Senda T, Yamada T, Sakurai N, Kubota M, Nishizaki T, Masai E, Fukuda M, Mitsuidagger Y
Division of Protein Engineering, University of Technology, Nagaoka, Niigata, Japan.
J Mol Biol. 2000 Dec 1;304(3):397-410. doi: 10.1006/jmbi.2000.4200.

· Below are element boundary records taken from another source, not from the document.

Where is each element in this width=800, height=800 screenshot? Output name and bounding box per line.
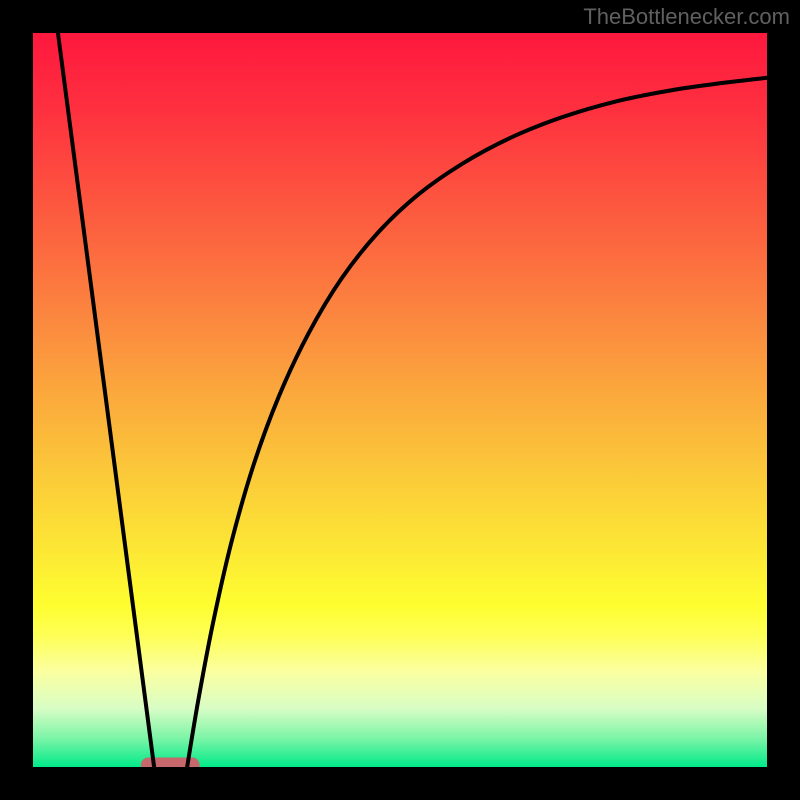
right-asymptotic-curve [187,78,767,767]
plot-area [33,33,767,767]
curves-layer [33,33,767,767]
chart-container: TheBottlenecker.com [0,0,800,800]
watermark-text: TheBottlenecker.com [583,4,790,30]
left-line-curve [58,33,154,767]
bottleneck-marker [141,757,200,767]
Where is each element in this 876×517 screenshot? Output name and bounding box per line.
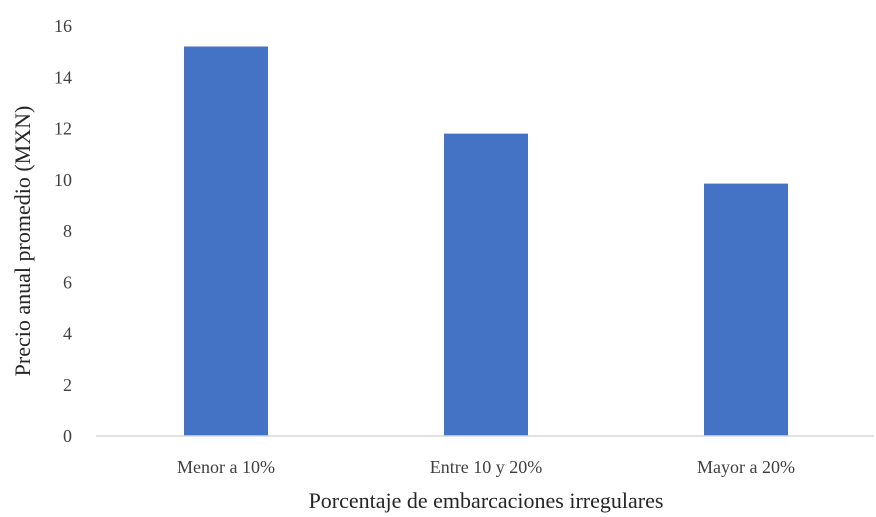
x-tick-label: Menor a 10% <box>177 457 275 477</box>
y-tick-label: 0 <box>63 426 72 446</box>
y-tick-label: 8 <box>63 221 72 241</box>
y-tick-label: 14 <box>54 67 72 87</box>
y-tick-label: 2 <box>63 375 72 395</box>
x-tick-label: Entre 10 y 20% <box>430 457 542 477</box>
x-axis-ticks: Menor a 10% Entre 10 y 20% Mayor a 20% <box>177 457 795 477</box>
bar <box>184 46 268 436</box>
bars <box>184 46 788 436</box>
x-tick-label: Mayor a 20% <box>697 457 795 477</box>
y-tick-label: 10 <box>54 170 72 190</box>
x-axis-title: Porcentaje de embarcaciones irregulares <box>309 488 664 513</box>
y-axis-ticks: 0 2 4 6 8 10 12 14 16 <box>54 16 72 446</box>
bar <box>704 183 788 436</box>
y-axis-title: Precio anual promedio (MXN) <box>10 106 35 377</box>
bar <box>444 133 528 436</box>
y-tick-label: 6 <box>63 272 72 292</box>
y-tick-label: 16 <box>54 16 72 36</box>
y-tick-label: 4 <box>63 324 72 344</box>
y-tick-label: 12 <box>54 119 72 139</box>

Oxidative biodegradation of aromatic compounds by bacteria usually begins with hydroxylation of the aromatic ring by multi-component dioxygenases like benzene dioxygenase, biphenyl dioxygenase, and others. These enzymes are composed of ferredoxin reductase, ferredoxin, and terminal oxygenase. Reducing equivalents that originate from NADH are transferred from ferredoxin reductase to ferredoxin and, in turn, to the terminal oxygenase, thus resulting in the activation of a dioxygen. BphA4 is the ferredoxin reductase component of biphenyl dioxygenase from Pseudomonas sp. strain KKS102. The amino acid sequence of BphA4 exhibits significant homology with the putidaredoxin reductase of the cytochrome P450cam system in Pseudomonas putida, as well as with various other oxygenase-coupled NADH-dependent ferredoxin reductases (ONFRs) of bacteria. To date, no structural information has been provided for the ferredoxin reductase component of the dioxygenase systems. In order to provide a structural basis for discussing the mechanism of electron transport between ferredoxin reductase and ferredoxin, crystal structures of BphA4 and its NADH complex were solved. The three-dimensional structure of BphA4 is different from those of ferredoxin reductases whose structures have already been determined, but adopts essentially the same fold as the enzymes of the glutathione reductase (GR) family. Also the three-dimensional structure of the first two domains of BphA4 adopts a fold similar to that of adrenodoxin reductase (AdR) in the mitochondrial cytochrome P450 system. Comparing the amino acid sequence with what is known of the three-dimensional structure of BphA4 strongly suggests that the other ONFRs have secondary structural features that are similar to that of BphA4. This analysis of the crystal structures of BphA4 suggests that Lys53 and Glu159 seem to be involved in the hydride transfer from NADH to FAD. Since the amino acid residues around the active site, some of which seem to be important to electron transport, are highly conserved among ONFRs, it is likely that the mechanism of electron transport of BphA4 is quite applicable to other ONFRs.
细菌对芳香族化合物的氧化生物降解通常始于多组分双加氧酶(如苯双加氧酶、联苯双加氧酶等)对芳香环的羟基化作用。这些酶由铁氧化还原蛋白还原酶、铁氧化还原蛋白和末端加氧酶组成。源自 NADH 的还原当量从铁氧化还原蛋白还原酶转移到铁氧化还原蛋白,进而转移到末端加氧酶,从而导致双加氧的激活。BphA4 是来自假单胞菌属菌株 KKS102 的联苯双加氧酶的铁氧化还原蛋白还原酶组分。BphA4 的氨基酸序列与恶臭假单胞菌中细胞色素 P450cam 系统的恶臭假单胞菌铁氧化还原蛋白还原酶以及细菌的各种其他加氧酶偶联的 NADH 依赖性铁氧化还原蛋白还原酶(ONFRs)具有显著同源性。迄今为止,尚未提供双加氧酶系统中铁氧化还原蛋白还原酶组分的结构信息。为了为讨论铁氧化还原蛋白还原酶与铁氧化还原蛋白之间的电子传递机制提供结构基础,解析了 BphA4 及其 NADH 复合物的晶体结构。BphA4 的三维结构与已确定结构的铁氧化还原蛋白还原酶不同,但与谷胱甘肽还原酶(GR)家族的酶具有基本相同的折叠方式。此外,BphA4 前两个结构域的三维结构与线粒体细胞色素 P450 系统中的肾上腺皮质铁氧化还原蛋白还原酶(AdR)具有相似的折叠方式。将 BphA4 的氨基酸序列与其已知的三维结构进行比较强烈表明,其他 ONFRs 具有与 BphA4 相似的二级结构特征。对 BphA4 晶体结构的分析表明,Lys53 和 Glu159 似乎参与了从 NADH 到 FAD 的氢化物转移。由于活性位点周围的氨基酸残基(其中一些似乎对电子传递很重要)在 ONFRs 中高度保守,因此 BphA4 的电子传递机制很可能适用于其他 ONFRs。